Schema description coverage is 100%, so the schema already documents all three parameters (by, value, timeout) with descriptions and enum values. The description adds no parameter information beyond what's in the schema. According to scoring rules, when schema coverage is high (>80%), the baseline is 3 even with no param info in description.

Input schemas describe structure but not intent. Descriptions should explain non-obvious parameter relationships and valid value ranges.

Purpose3/5

Does the description clearly state what the tool does and how it differs from similar tools?

The description 'Hover over an element' clearly states the action (hover) and target (an element), making the purpose understandable. However, it lacks specificity about what 'hover' entails in this browser automation context and doesn't distinguish this tool from other element interaction tools like browser_click or browser_focus_element among the many sibling tools.

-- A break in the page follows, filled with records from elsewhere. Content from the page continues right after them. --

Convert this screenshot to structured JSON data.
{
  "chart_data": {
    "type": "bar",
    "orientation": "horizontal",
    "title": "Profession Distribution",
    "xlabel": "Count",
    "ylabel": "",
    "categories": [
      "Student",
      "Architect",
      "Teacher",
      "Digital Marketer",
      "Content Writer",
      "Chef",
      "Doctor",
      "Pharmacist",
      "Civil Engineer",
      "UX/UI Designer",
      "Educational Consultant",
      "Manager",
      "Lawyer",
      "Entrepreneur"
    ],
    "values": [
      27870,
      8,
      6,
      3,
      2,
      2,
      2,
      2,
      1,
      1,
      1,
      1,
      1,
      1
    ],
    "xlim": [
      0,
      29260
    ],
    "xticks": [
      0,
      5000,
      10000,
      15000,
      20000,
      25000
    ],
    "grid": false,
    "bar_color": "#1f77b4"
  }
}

Agents choose between tools based on descriptions. A clear purpose with a specific verb and resource helps agents select the right tool.

Usage Guidelines2/5

Does the description explain when to use this tool, when not to, or what alternatives exist?

No guidance is provided about when to use this tool versus alternatives. The description doesn't mention use cases like triggering hover-dependent UI elements, testing hover states, or when other interactions (click, focus) might be more appropriate. With many sibling tools for element interaction, this omission leaves the agent without context for selection.

Agents often have multiple tools that could apply. Explicit usage guidance like "use X instead of Y when Z" prevents misuse.